I'm totally surprise about this behavior. Can any one help me understand this.
if I put the join() then i'm getting only Running 1.
You reuse Thread instance, not Runnable. Thread overwrites its run() method to
public void run() {
if (target != null) {
target.run();
}
}
Where target is the Runnable that you give to the constructor. besides that, Thread has an exit() method that is called by the VM, and this method sets target to null (the reason is this bug). So if your first thread has the chance to finish its execution, its run() method is pretty much empty. Adding th1.join() proves it.
If you want to keep some state, you need to keep reference to your Runnable instance, not the Thread. This way run() method will not be altered.

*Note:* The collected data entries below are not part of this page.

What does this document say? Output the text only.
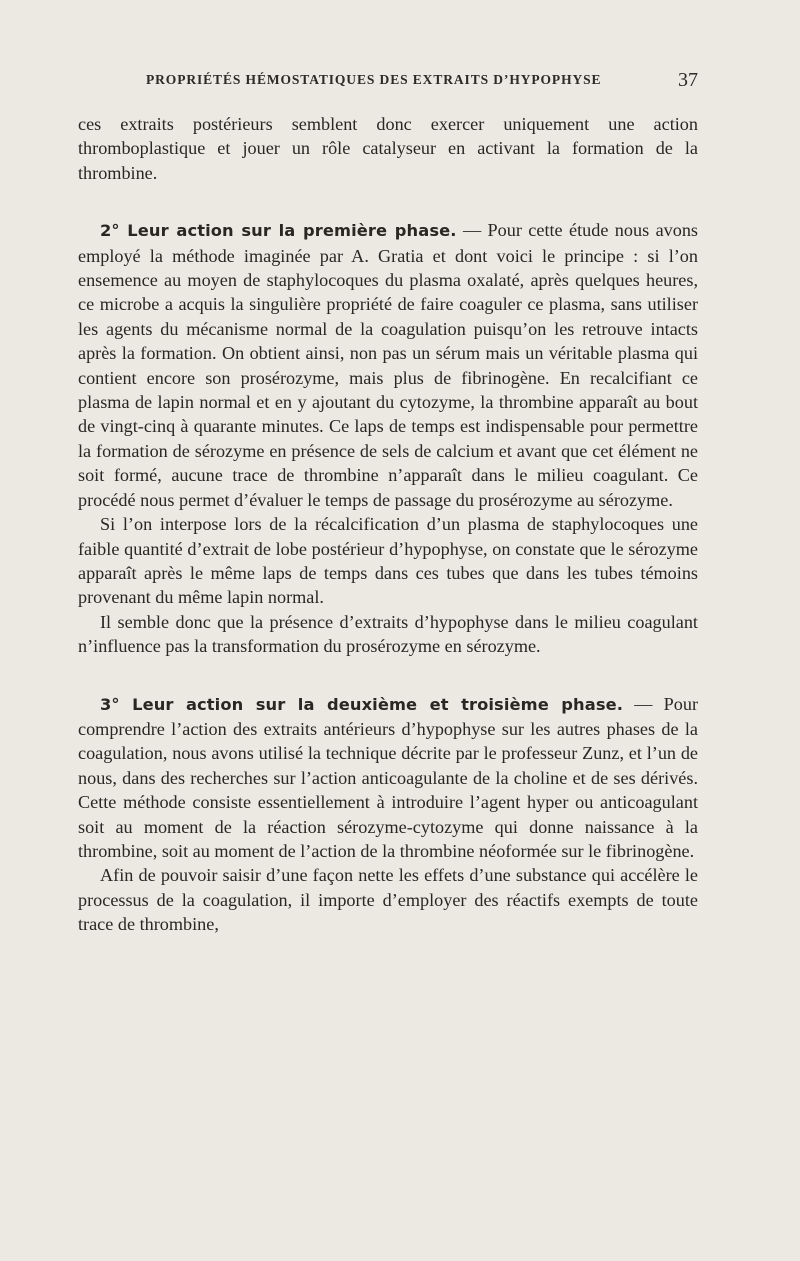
PROPRIÉTÉS HÉMOSTATIQUES DES EXTRAITS D’HYPOPHYSE	37

ces extraits postérieurs semblent donc exercer uniquement une action thromboplastique et jouer un rôle catalyseur en activant la formation de la thrombine.

2° Leur action sur la première phase. — Pour cette étude nous avons employé la méthode imaginée par A. Gratia et dont voici le principe : si l’on ensemence au moyen de staphylocoques du plasma oxalaté, après quelques heures, ce microbe a acquis la singulière propriété de faire coaguler ce plasma, sans utiliser les agents du mécanisme normal de la coagulation puisqu’on les retrouve intacts après la formation. On obtient ainsi, non pas un sérum mais un véritable plasma qui contient encore son prosérozyme, mais plus de fibrinogène. En recalcifiant ce plasma de lapin normal et en y ajoutant du cytozyme, la thrombine apparaît au bout de vingt-cinq à quarante minutes. Ce laps de temps est indispensable pour permettre la formation de sérozyme en présence de sels de calcium et avant que cet élément ne soit formé, aucune trace de thrombine n’apparaît dans le milieu coagulant. Ce procédé nous permet d’évaluer le temps de passage du prosérozyme au sérozyme.

Si l’on interpose lors de la récalcification d’un plasma de staphylocoques une faible quantité d’extrait de lobe postérieur d’hypophyse, on constate que le sérozyme apparaît après le même laps de temps dans ces tubes que dans les tubes témoins provenant du même lapin normal.

Il semble donc que la présence d’extraits d’hypophyse dans le milieu coagulant n’influence pas la transformation du prosérozyme en sérozyme.

3° Leur action sur la deuxième et troisième phase. — Pour comprendre l’action des extraits antérieurs d’hypophyse sur les autres phases de la coagulation, nous avons utilisé la technique décrite par le professeur Zunz, et l’un de nous, dans des recherches sur l’action anticoagulante de la choline et de ses dérivés. Cette méthode consiste essentiellement à introduire l’agent hyper ou anticoagulant soit au moment de la réaction sérozyme-cytozyme qui donne naissance à la thrombine, soit au moment de l’action de la thrombine néoformée sur le fibrinogène.

Afin de pouvoir saisir d’une façon nette les effets d’une substance qui accélère le processus de la coagulation, il importe d’employer des réactifs exempts de toute trace de thrombine,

I don't know why do you need this, but (please note that this code doesn't ensure that th1 is ALWAYS executed before th2, though) :
public static class Ex13 implements Runnable {
AtomicInteger i = new AtomicInteger(0);
CountDownLatch latch;
Ex13(CountDownLatch latch) {
this.latch = latch;
}
public void run() {
System.out.println("Running " + i.incrementAndGet());
latch.countDown();
}
}
public static void main(String[] args) throws Exception {
CountDownLatch latch = new CountDownLatch(2);
Ex13 r = new Ex13(latch);
Thread th1 = new Thread(r, "th1");
th1.start();
Thread th2 = new Thread(r);
th2.start();
latch.await(); // wait until both theads are executed
System.out.println("Done");
}
You want the incrementing of i to be synchronized, i.e.
public class Ex13 implements Runnable {
int i=0;
public void run() {
System.out.println("Running "+ increment());
}
private synchronized int increment() {
return ++i;
}
}
The Java Tutorial has a very nice explanation of this given a very similar scenario. The problem is that incrementing a variable is not an atomic operation. Each thread needs to read the current state of i before setting it to the new value. Restricting access to incrementing the variable to one thread at a time assures you will get consistent behavior.
To see whats happening in the System.out.println you can also print the thread name:
Thread t = Thread.currentThread();
String name = t.getName();
System.out.println("name=" + name);
I see you call the two threads with the same runnable object, so they will both use the same "i" variable, in order for you to get Running 1 Running 2 you need to synchronize "i"